Heyhoe and her husband, Thomas Way, have transformed their garage and one of the bedrooms in their lovely Hill Country home into what they call "the skull factory." The impossibly cramped yet scrupulously organized studio would bring Martha Stewart to tears. Every square inch is carefully ordered, with stacks of labeled plastic drawers containing all sorts of supplies. "When I was growing up, my mother had walls of stuff," Heyhoe says. "One wall was nothing but gift papers, another nothing but ribbons, another had boxes full of things like birds and bees and roses and sequins and stuff. That was my playground. I never grew out of that! So, things like these end up in my skulls."
Each skull undergoes nearly 30 stages of development, from casting to carving, drilling, painting, decorating, and lighting. First, Heyhoe casts the sugar into front and back molds and lets it cure partially to the right consistency so she can scoop out the interiors; next the molds are allowed to cure completely. Then comes the tricky part: drilling eyes, nostrils, LED slots, and headdress holes. Some skulls meet their demise during this step, and Heyhoe has to start over. If the skull survives the drilling, she seals the interiors with a sugar-based coating, letting it dry before sealing the exterior. After it's completely dry, the skull is airbrushed with food-grade coloring, up to three or more layers of different colors to create the desired effect, such as the copperlike patina on her Steampunk Skulls.
Next, Heyhoe maps out the skullscape interior design. For this purpose, she painstakingly paints miniatures she finds in hobby stores and online. Her latest online score was a bag full of miniature plastic zombie girls, with which she is enamored. "Dollar stores are also wonderful," Heyhoe adds. "You can find all kinds of stuff to use in the skulls." Devils and angels in battle, as well as ancient Meso-American motifs, are also favorites. Before affixing the skullscape, she airbrushes, stencils, paints, or stamps interior elements and backgrounds, then sprays interior halves with acrylic sealant. After the skullscape has dried in place, the two halves are glued together; once firmly set, Heyhoe starts the process of outer decoration. For this, she dyes and rolls out sugar paste, which she purchases from baking supply stores, to make the custom cutout designs that will embellish the outside. She then hand-paints all sugar paste details with a mix of luster dust and lemon extract to add sheen.
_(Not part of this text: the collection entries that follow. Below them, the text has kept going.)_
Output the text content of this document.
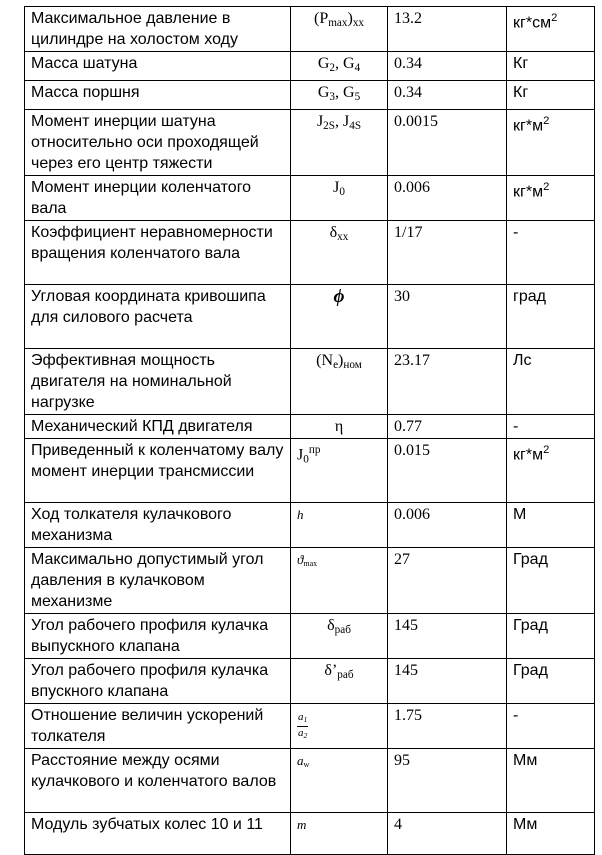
Максимальное давление в цилиндре на холостом ходу	$(P_{max})_{xx}$	13.2	$кг*см^2$
Масса шатуна	$G_2$, $G_4$	0.34	Кг
Масса поршня	$G_3$, $G_5$	0.34	Кг
Момент инерции шатуна относительно оси проходящей через его центр тяжести	$J_{2S}$, $J_{4S}$	0.0015	$кг*м^2$
Момент инерции коленчатого вала	$J_0$	0.006	$кг*м^2$
Коэффициент неравномерности вращения коленчатого вала	$\delta_{xx}$	1/17	-
Угловая координата кривошипа для силового расчета	ϕ	30	град
Эффективная мощность двигателя на номинальной нагрузке	$(N_e)_{ном}$	23.17	Лс
Механический КПД двигателя	η	0.77	-
Приведенный к коленчатому валу момент инерции трансмиссии	$J_0^{пр}$	0.015	$кг*м^2$
Ход толкателя кулачкового механизма	h	0.006	М
Максимально допустимый угол давления в кулачковом механизме	$ϑ_{max}$	27	Град
Угол рабочего профиля кулачка выпускного клапана	$\delta_{раб}$	145	Град
Угол рабочего профиля кулачка впускного клапана	$\delta’_{раб}$	145	Град
Отношение величин ускорений толкателя	$\frac{a_1}{a_2}$	1.75	-
Расстояние между осями кулачкового и коленчатого валов	$a_w$	95	Мм
Модуль зубчатых колес 10 и 11	m	4	Мм
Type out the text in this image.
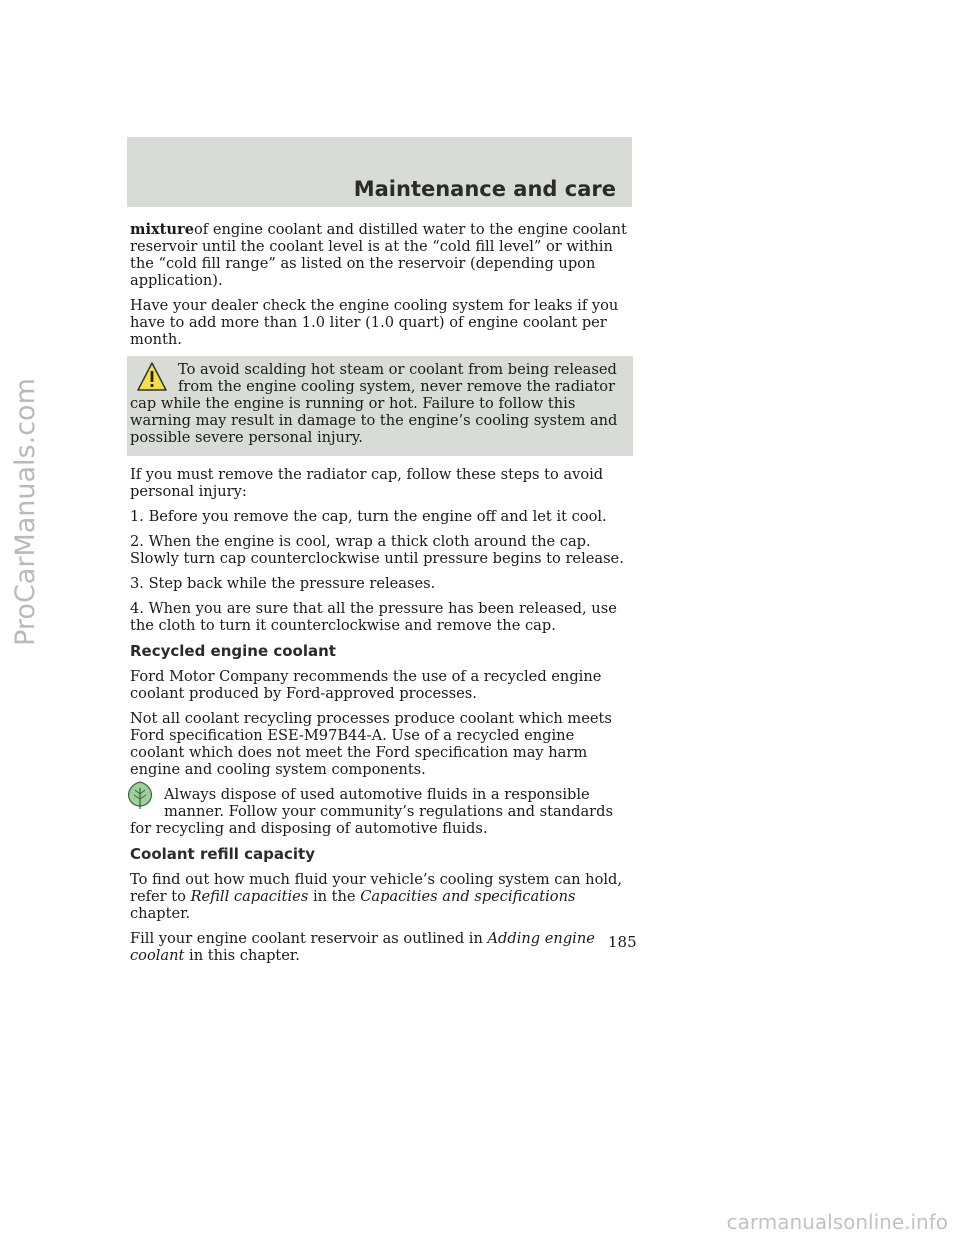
Maintenance and care

mixtureof engine coolant and distilled water to the engine coolant reservoir until the coolant level is at the “cold fill level” or within the “cold fill range” as listed on the reservoir (depending upon application).

Have your dealer check the engine cooling system for leaks if you have to add more than 1.0 liter (1.0 quart) of engine coolant per month.

To avoid scalding hot steam or coolant from being released from the engine cooling system, never remove the radiator cap while the engine is running or hot. Failure to follow this warning may result in damage to the engine’s cooling system and possible severe personal injury.

If you must remove the radiator cap, follow these steps to avoid personal injury:

1. Before you remove the cap, turn the engine off and let it cool.

2. When the engine is cool, wrap a thick cloth around the cap. Slowly turn cap counterclockwise until pressure begins to release.

3. Step back while the pressure releases.

4. When you are sure that all the pressure has been released, use the cloth to turn it counterclockwise and remove the cap.

Recycled engine coolant

Ford Motor Company recommends the use of a recycled engine coolant produced by Ford-approved processes.

Not all coolant recycling processes produce coolant which meets Ford specification ESE-M97B44-A. Use of a recycled engine coolant which does not meet the Ford specification may harm engine and cooling system components.

Always dispose of used automotive fluids in a responsible manner. Follow your community’s regulations and standards for recycling and disposing of automotive fluids.

Coolant refill capacity

To find out how much fluid your vehicle’s cooling system can hold, refer to Refill capacities in the Capacities and specifications chapter.

Fill your engine coolant reservoir as outlined in Adding engine coolant in this chapter.

185
ProCarManuals.com
carmanualsonline.info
The last steps include constructing and affixing a headdress, made from materials ranging from feathers to foam, copper to ceramics, antique papers to original art. Lastly, she introduces LED lights and seals the outside with an acrylic coating to resist fading and humidity. She recommends keeping her skulls out of direct/bright light (to retain color) and avoiding humidity. "I know," she says, "hard to do here. But indoors away from windows or bathrooms is fine." Displaying the finished works of art in glass domes works well.
The results of Heyhoe's work are stunning. The scenes are designed to be looked at from different angles, so peeking through each eye socket provides the viewer a different perspective. "Each skull tells a story, but I let the story develop on its own," says Heyhoe. "And I want each person to interpret them in whichever way they feel, to create a story of their own."